Over the years some of you have gotten to know me through my various injuries. Being vain, I was standing in front of the mirror this morning and looked through the scars I’ve accumulated and then started to think, ‘who in their right mind would still keep at it?’
Through all the fractured bones, the debilitating back pains, knee pain, shoulder, concussions, groin, pulled hamstrings and so on, who the heck would still go into the sport that caused many of these injuries. That list excludes any muscle fatigue and pains from the gym. Yeah, that’s right, this guy!
When I made the decision that I would give hockey one more shot (apart from playing beer league), I had already suffered with a knee injury that had made it near impossible to walk on the affected leg. Yet I turned up at trainings, games and went to the gym even if it meant that I couldn’t walk the next day. I underwent knee surgery to fix years worth of damage to the ligaments and the meniscus to enable me to get back to the game.
The stupid thing is that most of the injuries (apart from surgery and the “big” concussion), I have hardly missed a game. Whether it was dealing with back issues, or pulled muscles, or whatever, there was always something driving me to get up and battle through it. Sometimes it worked and sometimes, well, it didn’t.
But why? Why put yourself through all of that pain? To me, giving in to some of the issues would be a sign of weakness. I guess I’ve bought into the ‘hockey players are tough’ mentality and I felt that I could still help my team. This is why I opted to delay in getting my shoulder surgery until after the season. Even though it hurt like hell at times and if I had a chance to change things, I’d still wait till the season was done. It’s difficult to express it in words, but my mentality is that I need to give everything that I have. The shelf life of an athlete is short and I want to enjoy every minute of it, no matter how painful it may be.
If I look to draw from those kinds of experiences, I can easily relate them to everyday life and in a lot of ways going through injuries has made me mentally tougher and given me the ability to deal with stressful situations better in the business environment. Even now when recovering from shoulder surgery, I was allowed to start lifting weights and all I can bench now is the bar, with no weight. For some the easiest answer would be to just say fuck it and give up. To me it is a challenge. I look at that bar, and I think to myself that within 3 months I am going to load that with 100kg weight and lift it.
Hockey is a game about rising to a challenge, game in, game out.
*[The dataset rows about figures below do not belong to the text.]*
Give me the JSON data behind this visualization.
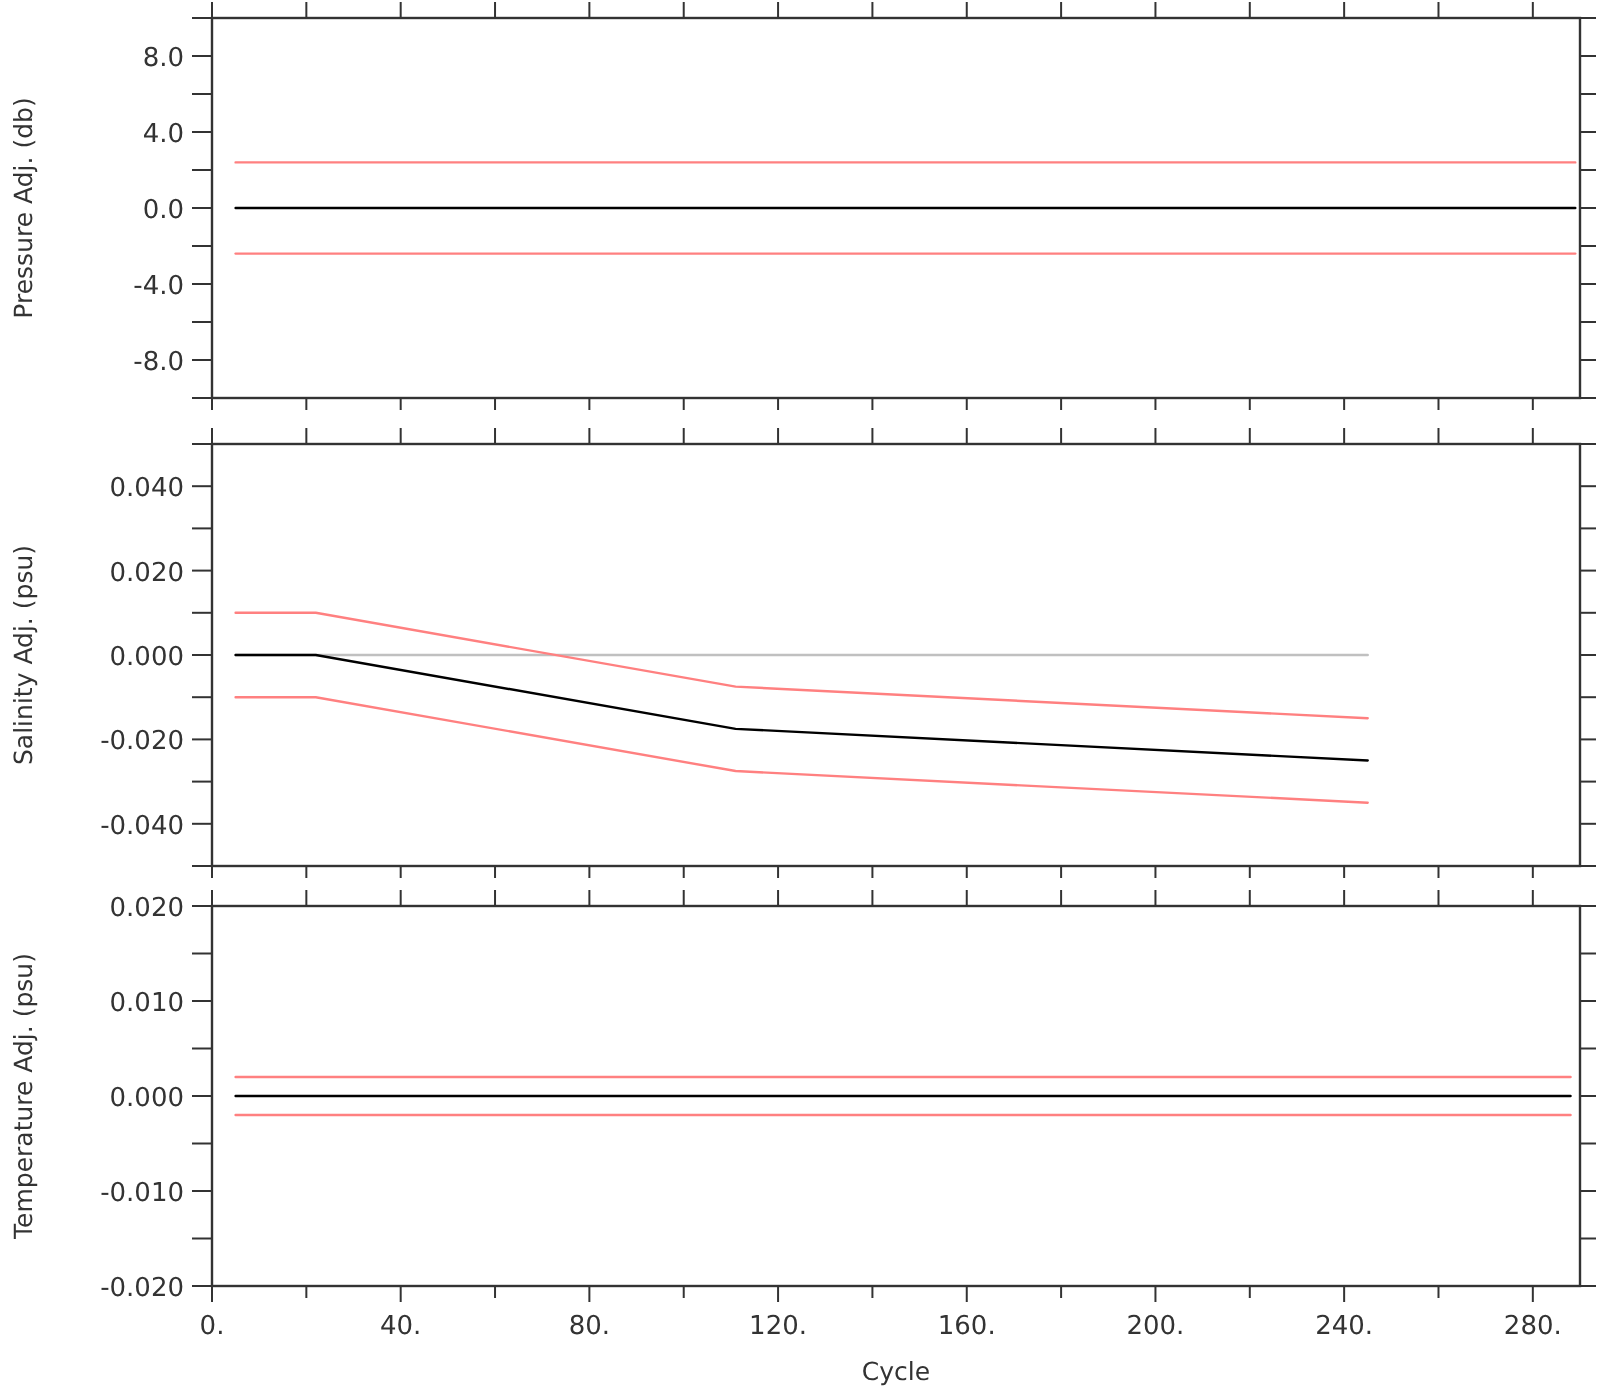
{
  "chart_data": [
    {
      "type": "line",
      "ylabel": "Pressure Adj. (db)",
      "xlim": [
        0,
        290
      ],
      "ylim": [
        -10,
        10
      ],
      "tick_labels": "y",
      "xticks": [
        {
          "value": 0,
          "label": null
        },
        {
          "value": 20,
          "label": null
        },
        {
          "value": 40,
          "label": null
        },
        {
          "value": 60,
          "label": null
        },
        {
          "value": 80,
          "label": null
        },
        {
          "value": 100,
          "label": null
        },
        {
          "value": 120,
          "label": null
        },
        {
          "value": 140,
          "label": null
        },
        {
          "value": 160,
          "label": null
        },
        {
          "value": 180,
          "label": null
        },
        {
          "value": 200,
          "label": null
        },
        {
          "value": 220,
          "label": null
        },
        {
          "value": 240,
          "label": null
        },
        {
          "value": 260,
          "label": null
        },
        {
          "value": 280,
          "label": null
        }
      ],
      "yticks": [
        {
          "value": -10,
          "label": null
        },
        {
          "value": -8,
          "label": "-8.0"
        },
        {
          "value": -6,
          "label": null
        },
        {
          "value": -4,
          "label": "-4.0"
        },
        {
          "value": -2,
          "label": null
        },
        {
          "value": 0,
          "label": "0.0"
        },
        {
          "value": 2,
          "label": null
        },
        {
          "value": 4,
          "label": "4.0"
        },
        {
          "value": 6,
          "label": null
        },
        {
          "value": 8,
          "label": "8.0"
        },
        {
          "value": 10,
          "label": null
        }
      ],
      "series": [
        {
          "color": "#ff8080",
          "x": [
            5,
            289
          ],
          "values": [
            2.4,
            2.4
          ]
        },
        {
          "color": "#000000",
          "x": [
            5,
            289
          ],
          "values": [
            0,
            0
          ]
        },
        {
          "color": "#ff8080",
          "x": [
            5,
            289
          ],
          "values": [
            -2.4,
            -2.4
          ]
        }
      ]
    },
    {
      "type": "line",
      "ylabel": "Salinity Adj. (psu)",
      "xlim": [
        0,
        290
      ],
      "ylim": [
        -0.05,
        0.05
      ],
      "tick_labels": "y",
      "xticks": [
        {
          "value": 0,
          "label": null
        },
        {
          "value": 20,
          "label": null
        },
        {
          "value": 40,
          "label": null
        },
        {
          "value": 60,
          "label": null
        },
        {
          "value": 80,
          "label": null
        },
        {
          "value": 100,
          "label": null
        },
        {
          "value": 120,
          "label": null
        },
        {
          "value": 140,
          "label": null
        },
        {
          "value": 160,
          "label": null
        },
        {
          "value": 180,
          "label": null
        },
        {
          "value": 200,
          "label": null
        },
        {
          "value": 220,
          "label": null
        },
        {
          "value": 240,
          "label": null
        },
        {
          "value": 260,
          "label": null
        },
        {
          "value": 280,
          "label": null
        }
      ],
      "yticks": [
        {
          "value": -0.05,
          "label": null
        },
        {
          "value": -0.04,
          "label": "-0.040"
        },
        {
          "value": -0.03,
          "label": null
        },
        {
          "value": -0.02,
          "label": "-0.020"
        },
        {
          "value": -0.01,
          "label": null
        },
        {
          "value": 0,
          "label": "0.000"
        },
        {
          "value": 0.01,
          "label": null
        },
        {
          "value": 0.02,
          "label": "0.020"
        },
        {
          "value": 0.03,
          "label": null
        },
        {
          "value": 0.04,
          "label": "0.040"
        },
        {
          "value": 0.05,
          "label": null
        }
      ],
      "series": [
        {
          "color": "#c0c0c0",
          "x": [
            5,
            245
          ],
          "values": [
            0,
            0
          ]
        },
        {
          "color": "#ff8080",
          "x": [
            5,
            22,
            111,
            245
          ],
          "values": [
            0.01,
            0.01,
            -0.0075,
            -0.015
          ]
        },
        {
          "color": "#000000",
          "x": [
            5,
            22,
            111,
            245
          ],
          "values": [
            0,
            0,
            -0.0175,
            -0.025
          ]
        },
        {
          "color": "#ff8080",
          "x": [
            5,
            22,
            111,
            245
          ],
          "values": [
            -0.01,
            -0.01,
            -0.0275,
            -0.035
          ]
        }
      ]
    },
    {
      "type": "line",
      "ylabel": "Temperature Adj. (psu)",
      "xlabel": "Cycle",
      "xlim": [
        0,
        290
      ],
      "ylim": [
        -0.02,
        0.02
      ],
      "xticks": [
        {
          "value": 0,
          "label": "0."
        },
        {
          "value": 20,
          "label": null
        },
        {
          "value": 40,
          "label": "40."
        },
        {
          "value": 60,
          "label": null
        },
        {
          "value": 80,
          "label": "80."
        },
        {
          "value": 100,
          "label": null
        },
        {
          "value": 120,
          "label": "120."
        },
        {
          "value": 140,
          "label": null
        },
        {
          "value": 160,
          "label": "160."
        },
        {
          "value": 180,
          "label": null
        },
        {
          "value": 200,
          "label": "200."
        },
        {
          "value": 220,
          "label": null
        },
        {
          "value": 240,
          "label": "240."
        },
        {
          "value": 260,
          "label": null
        },
        {
          "value": 280,
          "label": "280."
        }
      ],
      "yticks": [
        {
          "value": -0.02,
          "label": "-0.020"
        },
        {
          "value": -0.015,
          "label": null
        },
        {
          "value": -0.01,
          "label": "-0.010"
        },
        {
          "value": -0.005,
          "label": null
        },
        {
          "value": 0,
          "label": "0.000"
        },
        {
          "value": 0.005,
          "label": null
        },
        {
          "value": 0.01,
          "label": "0.010"
        },
        {
          "value": 0.015,
          "label": null
        },
        {
          "value": 0.02,
          "label": "0.020"
        }
      ],
      "series": [
        {
          "color": "#ff8080",
          "x": [
            5,
            288
          ],
          "values": [
            0.002,
            0.002
          ]
        },
        {
          "color": "#000000",
          "x": [
            5,
            288
          ],
          "values": [
            0,
            0
          ]
        },
        {
          "color": "#ff8080",
          "x": [
            5,
            288
          ],
          "values": [
            -0.002,
            -0.002
          ]
        }
      ]
    }
  ]
}
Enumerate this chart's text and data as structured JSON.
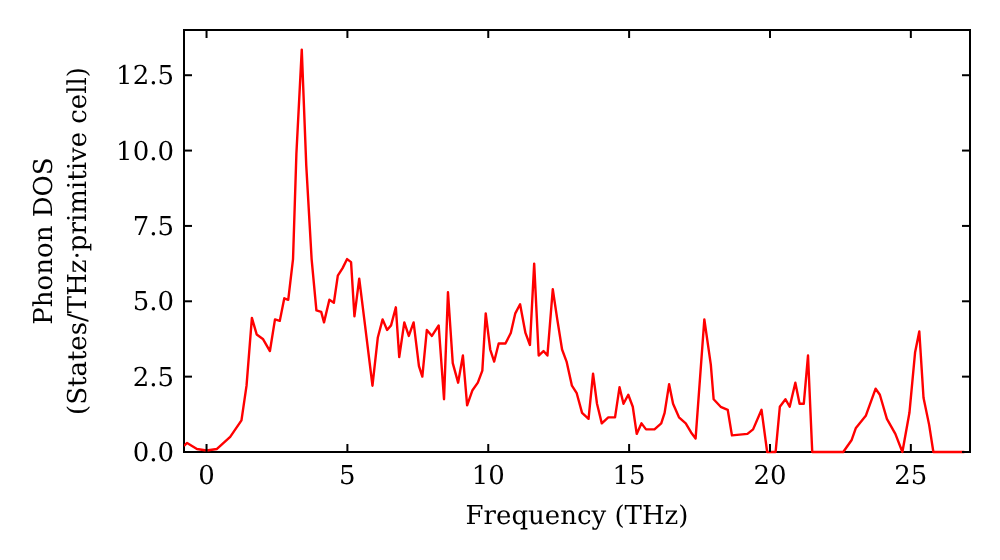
{
  "chart_data": {
    "type": "line",
    "xlabel": "Frequency (THz)",
    "ylabel": "Phonon DOS\n(States/THz·primitive cell)",
    "xlim": [
      -0.8,
      27.1
    ],
    "ylim": [
      0,
      14
    ],
    "xticks": [
      0,
      5,
      10,
      15,
      20,
      25
    ],
    "yticks": [
      {
        "value": 0,
        "label": "0.0"
      },
      {
        "value": 2.5,
        "label": "2.5"
      },
      {
        "value": 5,
        "label": "5.0"
      },
      {
        "value": 7.5,
        "label": "7.5"
      },
      {
        "value": 10,
        "label": "10.0"
      },
      {
        "value": 12.5,
        "label": "12.5"
      }
    ],
    "grid": false,
    "marker": "none",
    "line_style": "solid",
    "series": [
      {
        "color": "#ff0000",
        "x": [
          -0.8,
          -0.69,
          -0.34,
          0,
          0.37,
          0.84,
          1.24,
          1.42,
          1.61,
          1.78,
          2.0,
          2.25,
          2.43,
          2.6,
          2.76,
          2.9,
          3.07,
          3.19,
          3.38,
          3.54,
          3.73,
          3.9,
          4.07,
          4.17,
          4.36,
          4.52,
          4.66,
          4.83,
          4.99,
          5.13,
          5.25,
          5.42,
          5.6,
          5.89,
          6.08,
          6.25,
          6.41,
          6.55,
          6.72,
          6.84,
          7.02,
          7.18,
          7.35,
          7.54,
          7.66,
          7.82,
          8.0,
          8.24,
          8.43,
          8.57,
          8.74,
          8.93,
          9.1,
          9.25,
          9.44,
          9.63,
          9.79,
          9.91,
          10.07,
          10.21,
          10.37,
          10.61,
          10.8,
          10.96,
          11.13,
          11.32,
          11.48,
          11.63,
          11.79,
          11.96,
          12.1,
          12.29,
          12.45,
          12.62,
          12.78,
          12.97,
          13.14,
          13.33,
          13.56,
          13.72,
          13.86,
          14.03,
          14.26,
          14.5,
          14.66,
          14.8,
          14.97,
          15.13,
          15.27,
          15.44,
          15.6,
          15.9,
          16.14,
          16.26,
          16.42,
          16.56,
          16.77,
          17.01,
          17.2,
          17.36,
          17.67,
          17.9,
          18.0,
          18.25,
          18.5,
          18.65,
          19.2,
          19.4,
          19.7,
          19.9,
          20.2,
          20.35,
          20.55,
          20.7,
          20.9,
          21.05,
          21.2,
          21.35,
          21.5,
          22.6,
          22.9,
          23.05,
          23.4,
          23.75,
          23.9,
          24.15,
          24.45,
          24.7,
          24.95,
          25.15,
          25.3,
          25.45,
          25.65,
          25.8,
          26.9
        ],
        "values": [
          0.2,
          0.3,
          0.1,
          0.05,
          0.1,
          0.5,
          1.05,
          2.2,
          4.45,
          3.9,
          3.75,
          3.35,
          4.4,
          4.35,
          5.1,
          5.05,
          6.4,
          9.9,
          13.35,
          9.5,
          6.4,
          4.7,
          4.65,
          4.3,
          5.05,
          4.95,
          5.85,
          6.1,
          6.4,
          6.3,
          4.5,
          5.75,
          4.4,
          2.2,
          3.8,
          4.4,
          4.05,
          4.2,
          4.8,
          3.15,
          4.3,
          3.85,
          4.3,
          2.85,
          2.5,
          4.05,
          3.85,
          4.2,
          1.75,
          5.3,
          2.95,
          2.3,
          3.2,
          1.55,
          2.05,
          2.3,
          2.7,
          4.6,
          3.4,
          3.0,
          3.6,
          3.6,
          3.95,
          4.6,
          4.9,
          3.95,
          3.55,
          6.25,
          3.2,
          3.35,
          3.2,
          5.4,
          4.4,
          3.4,
          3.0,
          2.2,
          1.95,
          1.3,
          1.1,
          2.6,
          1.6,
          0.95,
          1.15,
          1.15,
          2.15,
          1.6,
          1.9,
          1.5,
          0.6,
          0.95,
          0.75,
          0.75,
          0.95,
          1.3,
          2.25,
          1.6,
          1.15,
          0.95,
          0.65,
          0.45,
          4.4,
          2.9,
          1.75,
          1.5,
          1.4,
          0.55,
          0.6,
          0.75,
          1.4,
          0,
          0,
          1.5,
          1.75,
          1.5,
          2.3,
          1.6,
          1.6,
          3.2,
          0,
          0,
          0.4,
          0.8,
          1.2,
          2.1,
          1.9,
          1.1,
          0.6,
          0,
          1.3,
          3.3,
          4.0,
          1.8,
          0.9,
          0,
          0
        ]
      }
    ]
  }
}
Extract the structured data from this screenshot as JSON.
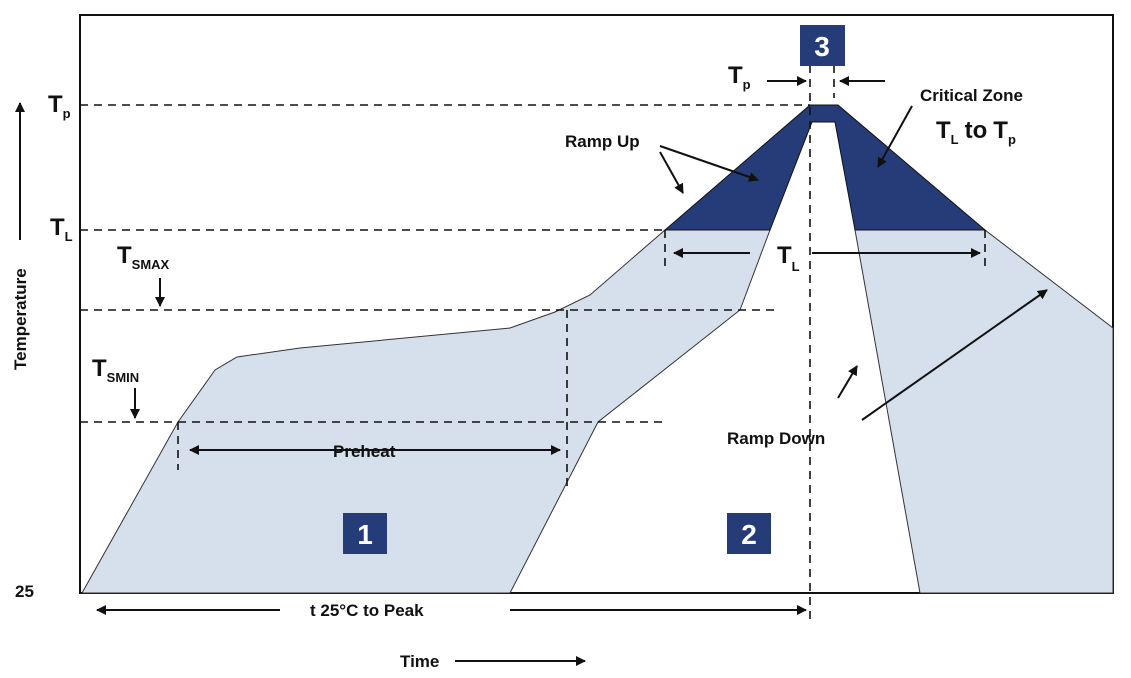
{
  "colors": {
    "preheat_fill": "#d6dfec",
    "critical_fill": "#253c78",
    "zone_badge": "#253c78"
  },
  "y_axis": {
    "label": "Temperature",
    "baseline": "25",
    "levels": [
      {
        "main": "T",
        "sub": "p"
      },
      {
        "main": "T",
        "sub": "L"
      },
      {
        "main": "T",
        "sub": "SMAX"
      },
      {
        "main": "T",
        "sub": "SMIN"
      }
    ]
  },
  "x_axis": {
    "label": "Time",
    "span_label": "t 25°C to Peak"
  },
  "annotations": {
    "preheat": "Preheat",
    "ramp_up": "Ramp Up",
    "ramp_down": "Ramp Down",
    "critical_zone": "Critical Zone",
    "critical_range": {
      "a": "T",
      "a_sub": "L",
      "mid": "to",
      "b": "T",
      "b_sub": "p"
    },
    "tp_width": {
      "main": "T",
      "sub": "p"
    },
    "tl_width": {
      "main": "T",
      "sub": "L"
    }
  },
  "zones": [
    "1",
    "2",
    "3"
  ]
}
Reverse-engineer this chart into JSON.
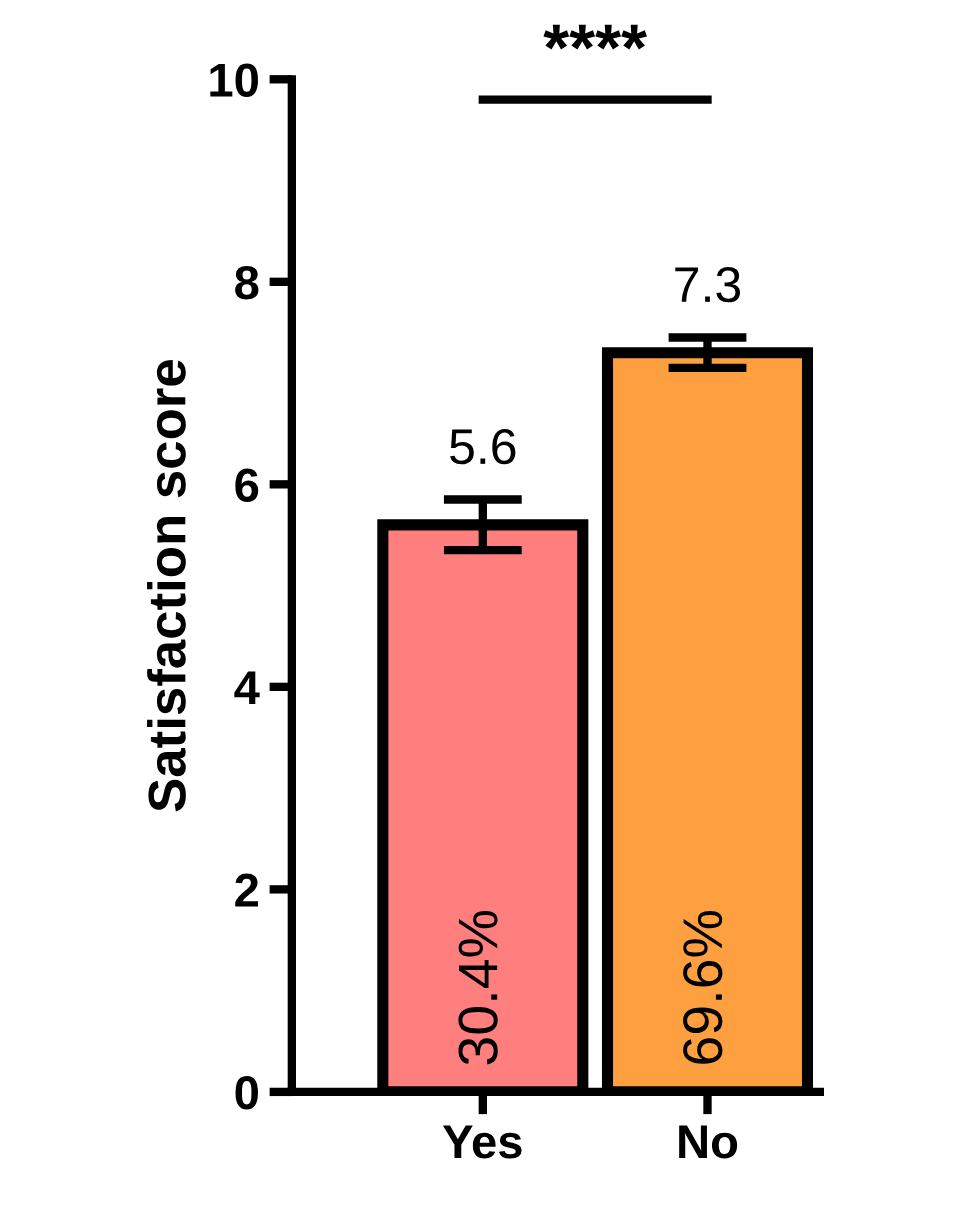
{
  "chart_data": {
    "type": "bar",
    "ylabel": "Satisfaction score",
    "categories": [
      "Yes",
      "No"
    ],
    "values": [
      5.6,
      7.3
    ],
    "colors": [
      "#ff7f7f",
      "#ffa040"
    ],
    "errors": [
      0.25,
      0.15
    ],
    "data_labels": true,
    "ylim": [
      0,
      10
    ],
    "yticks": [
      0,
      2,
      4,
      6,
      8,
      10
    ],
    "grid": false,
    "annotations": [
      "30.4%",
      "69.6%",
      "****"
    ]
  }
}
Everything that you do off the ice must re-enforce that mentality. There should not be an easy way out. No matter how skilled you are, you need to put in the work. On the flipside what you lack in skill you make up for in work ethic. The harder you work on and off the ice, the better and more valuable you will be to your team.
Despite all the scars, the aches and pains, I would not change anything. Giving up is not an option. The only way is up, no matter what.